Colhe-se da ementa do citado julgado:
CONTRATO BANCÁRIO. REVISÃO E CONSIGNAÇÃO EM PAGAMENTO. SENTENÇA PROLATADA INDEPENDENTEMENTE DE INSTRUÇÃO PROCESSUAL. CERCEAMENTO DE DEFESA INOCORRENTE. CODECON. CONSIGNATÓRIA. HIPÓTESE DE PROCEDÊNCIA PARCIAL. NOVAÇÃO. INEXISTÊNCIA. CONTRATO ADESIVO. NULIDADE INEXISTENTE. JUROS. LIMITAÇÃO CONSTITUCIONAL. AUTO-APLICABILIDADE. CAPITALIZAÇÃO DE JUROS. AUSÊNCIA DE PREVISÃO LEGAL. IMPOSSIBILIDADE DA IMPOSIÇÃO. TR COMO FATOR DE ATUALIZAÇÃO DO DÉBITO. NÃO UTILIZAÇÃO NO CASO. MULTA CONTRATUAL. INCIDÊNCIA DO ART. 924 DO CC.PROVIMENTO PARCIAL DO APELO DA AUTORA. RECURSO ADESIVO DESACOLHIDO.
- Versando os autos sobre matéria essencialmente jurídica, o que torna irrelevante a produção de provas outras que não aquelas já produzidas com a inicial e com a peça de resistência, o equacionamento de plano do litigio, com erradicação da etapa de dilação probatória, não gera cerceamento de defesa.
- Contratos bancários de concessão de crédito firmados com empresas comerciais não se submetem à disciplina do Código de Defesa do Consumidor, posto que, em tal hipótese, a própria atividade a que se dedica a tomadora do empréstimo está a indicar que os valores obtidos destinam-se a serem canalizados à atividade produtiva, não enquadrável a obrigada, assim, no conceito específico de consumidor final. E a destinação da proteção concedida pelo Diploma Protetivo em referência é, com exclusividade, o consumidor final e não o intermediário.
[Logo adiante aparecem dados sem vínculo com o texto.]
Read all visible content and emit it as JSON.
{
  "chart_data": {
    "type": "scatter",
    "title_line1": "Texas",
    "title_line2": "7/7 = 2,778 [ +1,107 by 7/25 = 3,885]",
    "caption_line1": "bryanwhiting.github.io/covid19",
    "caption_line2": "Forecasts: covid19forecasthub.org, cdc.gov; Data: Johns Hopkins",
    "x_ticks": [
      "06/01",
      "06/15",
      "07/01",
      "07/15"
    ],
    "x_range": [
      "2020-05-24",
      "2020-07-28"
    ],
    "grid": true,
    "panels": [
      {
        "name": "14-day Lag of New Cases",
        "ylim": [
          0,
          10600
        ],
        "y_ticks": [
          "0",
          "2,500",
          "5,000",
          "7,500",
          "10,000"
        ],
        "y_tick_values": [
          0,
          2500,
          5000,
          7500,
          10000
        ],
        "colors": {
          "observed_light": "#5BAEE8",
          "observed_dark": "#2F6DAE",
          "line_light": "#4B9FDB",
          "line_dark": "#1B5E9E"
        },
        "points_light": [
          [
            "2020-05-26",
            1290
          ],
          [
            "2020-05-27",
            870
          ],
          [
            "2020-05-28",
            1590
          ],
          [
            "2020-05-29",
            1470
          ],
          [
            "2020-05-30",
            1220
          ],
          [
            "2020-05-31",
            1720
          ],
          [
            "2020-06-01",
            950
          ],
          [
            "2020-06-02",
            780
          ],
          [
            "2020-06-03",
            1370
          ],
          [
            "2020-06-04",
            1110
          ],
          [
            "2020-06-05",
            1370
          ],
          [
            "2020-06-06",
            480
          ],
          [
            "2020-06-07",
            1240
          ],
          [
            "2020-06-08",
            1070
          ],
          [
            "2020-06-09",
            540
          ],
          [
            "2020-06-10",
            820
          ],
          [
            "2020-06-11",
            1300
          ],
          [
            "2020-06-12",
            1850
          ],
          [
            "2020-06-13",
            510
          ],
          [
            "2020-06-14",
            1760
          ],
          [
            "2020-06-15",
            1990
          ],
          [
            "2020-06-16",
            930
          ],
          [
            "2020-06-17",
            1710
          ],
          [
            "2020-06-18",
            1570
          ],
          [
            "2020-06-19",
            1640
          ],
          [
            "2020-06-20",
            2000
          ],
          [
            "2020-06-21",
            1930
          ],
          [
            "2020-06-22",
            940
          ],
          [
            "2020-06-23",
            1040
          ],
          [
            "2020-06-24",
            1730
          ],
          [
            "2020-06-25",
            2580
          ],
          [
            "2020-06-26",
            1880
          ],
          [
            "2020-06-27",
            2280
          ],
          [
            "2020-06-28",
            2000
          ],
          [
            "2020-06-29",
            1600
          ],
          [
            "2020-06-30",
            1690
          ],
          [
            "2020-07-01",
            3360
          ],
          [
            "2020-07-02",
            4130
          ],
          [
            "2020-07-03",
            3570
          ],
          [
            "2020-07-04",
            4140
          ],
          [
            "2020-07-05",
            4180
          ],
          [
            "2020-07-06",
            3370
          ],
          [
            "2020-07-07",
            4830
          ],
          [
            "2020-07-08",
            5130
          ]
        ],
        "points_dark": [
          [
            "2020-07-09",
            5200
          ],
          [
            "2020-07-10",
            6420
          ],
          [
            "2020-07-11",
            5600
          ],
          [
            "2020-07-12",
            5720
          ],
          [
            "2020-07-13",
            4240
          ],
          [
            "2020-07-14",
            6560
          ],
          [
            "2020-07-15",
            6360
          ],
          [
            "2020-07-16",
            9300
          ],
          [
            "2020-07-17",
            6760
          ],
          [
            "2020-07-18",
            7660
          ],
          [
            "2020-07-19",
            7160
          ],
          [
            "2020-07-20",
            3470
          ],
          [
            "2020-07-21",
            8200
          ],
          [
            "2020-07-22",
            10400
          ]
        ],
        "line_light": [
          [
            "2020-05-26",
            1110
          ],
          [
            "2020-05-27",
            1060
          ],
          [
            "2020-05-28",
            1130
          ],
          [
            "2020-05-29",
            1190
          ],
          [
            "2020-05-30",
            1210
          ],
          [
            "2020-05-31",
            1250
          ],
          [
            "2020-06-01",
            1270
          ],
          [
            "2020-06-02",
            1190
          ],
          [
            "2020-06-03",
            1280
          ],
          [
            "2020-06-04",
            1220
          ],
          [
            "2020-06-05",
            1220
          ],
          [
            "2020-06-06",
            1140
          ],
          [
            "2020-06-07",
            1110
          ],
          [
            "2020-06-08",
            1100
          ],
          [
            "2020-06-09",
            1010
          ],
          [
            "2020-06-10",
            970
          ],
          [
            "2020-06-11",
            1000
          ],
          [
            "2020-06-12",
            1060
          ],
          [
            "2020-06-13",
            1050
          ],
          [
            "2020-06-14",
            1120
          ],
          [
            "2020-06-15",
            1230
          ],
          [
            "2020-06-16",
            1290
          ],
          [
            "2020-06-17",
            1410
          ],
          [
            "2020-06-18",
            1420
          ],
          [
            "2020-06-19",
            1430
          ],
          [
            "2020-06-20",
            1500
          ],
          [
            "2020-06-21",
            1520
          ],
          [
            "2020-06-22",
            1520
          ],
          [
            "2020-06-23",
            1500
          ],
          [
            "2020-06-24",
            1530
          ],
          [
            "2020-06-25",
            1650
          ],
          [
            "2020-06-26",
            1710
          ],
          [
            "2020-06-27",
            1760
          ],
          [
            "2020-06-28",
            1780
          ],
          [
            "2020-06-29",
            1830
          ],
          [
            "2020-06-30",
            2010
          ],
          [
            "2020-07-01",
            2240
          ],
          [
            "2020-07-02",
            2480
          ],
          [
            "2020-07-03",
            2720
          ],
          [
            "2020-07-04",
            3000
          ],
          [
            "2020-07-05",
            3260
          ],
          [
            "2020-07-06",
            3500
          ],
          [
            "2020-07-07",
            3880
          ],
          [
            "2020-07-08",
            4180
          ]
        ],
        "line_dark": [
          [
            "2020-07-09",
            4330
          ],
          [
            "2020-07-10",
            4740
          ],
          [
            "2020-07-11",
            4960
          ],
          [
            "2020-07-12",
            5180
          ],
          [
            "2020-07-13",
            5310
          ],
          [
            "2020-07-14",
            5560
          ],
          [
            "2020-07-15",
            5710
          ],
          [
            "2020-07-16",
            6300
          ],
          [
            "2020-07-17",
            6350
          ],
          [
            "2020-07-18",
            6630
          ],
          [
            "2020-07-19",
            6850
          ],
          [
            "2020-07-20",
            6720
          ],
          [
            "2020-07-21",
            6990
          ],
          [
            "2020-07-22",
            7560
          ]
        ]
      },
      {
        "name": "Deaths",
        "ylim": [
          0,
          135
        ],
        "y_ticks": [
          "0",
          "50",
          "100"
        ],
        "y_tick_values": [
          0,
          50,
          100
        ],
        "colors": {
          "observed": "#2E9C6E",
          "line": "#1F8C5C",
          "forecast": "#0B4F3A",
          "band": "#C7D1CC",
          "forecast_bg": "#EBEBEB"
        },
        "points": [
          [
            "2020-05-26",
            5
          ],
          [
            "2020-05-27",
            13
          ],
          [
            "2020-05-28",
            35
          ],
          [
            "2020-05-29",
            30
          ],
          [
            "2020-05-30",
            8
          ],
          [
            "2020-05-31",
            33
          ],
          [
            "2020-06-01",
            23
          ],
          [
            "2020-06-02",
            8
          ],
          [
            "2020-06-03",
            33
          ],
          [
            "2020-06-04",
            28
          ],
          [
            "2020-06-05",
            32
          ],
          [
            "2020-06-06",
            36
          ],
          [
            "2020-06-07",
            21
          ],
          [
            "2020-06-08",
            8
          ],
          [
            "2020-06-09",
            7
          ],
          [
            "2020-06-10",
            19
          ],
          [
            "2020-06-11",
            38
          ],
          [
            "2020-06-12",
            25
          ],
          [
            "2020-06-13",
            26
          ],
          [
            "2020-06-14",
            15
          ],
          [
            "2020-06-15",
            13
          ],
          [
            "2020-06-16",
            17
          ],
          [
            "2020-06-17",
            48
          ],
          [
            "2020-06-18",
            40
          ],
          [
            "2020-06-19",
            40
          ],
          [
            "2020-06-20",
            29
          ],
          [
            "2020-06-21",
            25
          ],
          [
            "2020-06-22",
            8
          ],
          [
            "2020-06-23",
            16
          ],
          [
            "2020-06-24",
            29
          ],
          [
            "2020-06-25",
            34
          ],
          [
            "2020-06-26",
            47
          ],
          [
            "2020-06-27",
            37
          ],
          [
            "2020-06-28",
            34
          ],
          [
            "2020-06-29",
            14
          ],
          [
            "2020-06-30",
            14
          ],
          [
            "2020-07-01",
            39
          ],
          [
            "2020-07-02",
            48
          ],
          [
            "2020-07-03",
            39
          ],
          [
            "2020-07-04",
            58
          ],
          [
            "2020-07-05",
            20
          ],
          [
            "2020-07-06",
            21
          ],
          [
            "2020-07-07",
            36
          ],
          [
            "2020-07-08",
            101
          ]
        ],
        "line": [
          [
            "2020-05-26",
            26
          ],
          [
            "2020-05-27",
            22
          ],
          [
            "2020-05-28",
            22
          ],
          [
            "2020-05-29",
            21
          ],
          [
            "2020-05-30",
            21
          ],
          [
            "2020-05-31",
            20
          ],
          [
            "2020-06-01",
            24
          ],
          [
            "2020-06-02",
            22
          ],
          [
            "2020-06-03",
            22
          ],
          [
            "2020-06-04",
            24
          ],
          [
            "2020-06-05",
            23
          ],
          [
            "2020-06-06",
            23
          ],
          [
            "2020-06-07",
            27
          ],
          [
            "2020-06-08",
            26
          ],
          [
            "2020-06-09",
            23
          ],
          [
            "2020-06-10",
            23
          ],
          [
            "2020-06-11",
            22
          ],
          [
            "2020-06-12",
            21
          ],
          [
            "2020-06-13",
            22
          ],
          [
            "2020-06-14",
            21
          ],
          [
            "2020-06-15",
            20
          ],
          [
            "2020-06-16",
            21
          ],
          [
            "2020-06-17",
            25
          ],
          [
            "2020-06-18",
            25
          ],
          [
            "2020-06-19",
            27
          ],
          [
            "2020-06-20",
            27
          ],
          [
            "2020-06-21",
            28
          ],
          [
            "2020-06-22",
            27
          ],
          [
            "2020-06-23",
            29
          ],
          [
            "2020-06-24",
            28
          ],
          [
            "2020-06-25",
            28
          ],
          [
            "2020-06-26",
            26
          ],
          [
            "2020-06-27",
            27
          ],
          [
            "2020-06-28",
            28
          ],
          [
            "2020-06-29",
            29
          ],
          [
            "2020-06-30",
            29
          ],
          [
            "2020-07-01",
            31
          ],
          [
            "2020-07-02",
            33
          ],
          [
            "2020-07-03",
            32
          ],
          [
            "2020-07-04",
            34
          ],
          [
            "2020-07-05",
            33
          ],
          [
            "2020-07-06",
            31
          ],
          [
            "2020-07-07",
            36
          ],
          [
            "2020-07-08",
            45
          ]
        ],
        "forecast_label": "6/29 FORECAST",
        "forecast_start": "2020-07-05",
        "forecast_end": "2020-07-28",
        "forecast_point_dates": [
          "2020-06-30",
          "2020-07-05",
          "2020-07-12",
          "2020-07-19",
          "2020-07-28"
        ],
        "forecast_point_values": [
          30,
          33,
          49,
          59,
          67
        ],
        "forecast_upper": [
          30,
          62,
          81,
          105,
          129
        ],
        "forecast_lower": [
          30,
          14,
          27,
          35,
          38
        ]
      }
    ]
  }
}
- Nas ações consignatórias em pagamento, consignada a primeira parcela vencida ou prestes a vencer-se, a lei processual civil contempla o consignante com a faculdade de depositar em juízo e nos mesmos autos as parcelas do débito que forem se vencendo no curso da lide. Se esses depósitos não são feitos, ou se são mal feitos ou extemporaneamente feitos, a solução adequada não é, em absoluto, a improcedência integral da ação, mas sim a sua procedência parcial, consideradas quitadas e extinta a obrigação no pertinente às parcelas correta e tempestivamente consignadas.
- Nos aditivos contratuais de retificação e ratificação, a intenção das partes tende apenas à alteração ou modificação do valor da obrigação, incorporando ao valor do débito primitivo os acessórios vencidos, com a fixação de novo prazo para o pagamento da totalidade da obrigação. Tal não implica em novação, já que, mercê da nova avença, inexiste extinção da obrigação originária, senão apenas a incorporação a ela de acessórios não pagos.
- Ainda que determinado contrato possa revelar um pacto de adesão isto apenas e por si só não o nulifica. O que há que considerar o julgador, nessas hipóteses, é que tratando-se de cláusulas às quais simplesmente aderiu a parte economicamente mais desprotegida, devem ser elas analisadas sob a ótica legal, expurgadas aquelas que não traduzam fidelidade com as normas inseridas, acerca delas, no ordenamento jurídico pátrio.
- A norma do art. 192, § 3º, da Carta Magna, limitando a taxa máxima de juros no patamar ânuo de 12% é de incidência imediata, aplicando-se a todos os contratos em vigor. Não há razão de nenhuma ordem para que se insista na indispensabilidade da edição de lei ordinária que regulamente a questionada disposição, posto que, naquilo que lhe constitui a essência, ou seja, a limitação dos juros, já contém ela o elemento basilar do qual não poderá se afastar o legislador ordinário.
- A capitalização de juros, em se tratando de contratos comuns de mútuo bancário, incide na prática do anatocismo vedado em lei. Essa capitalização somente é admissível, no direito pátrio, nas excepcionais hipóteses para as quais exista previsão legal específica, tal como ocorre em relação aos créditos rurais, comerciais e industriais.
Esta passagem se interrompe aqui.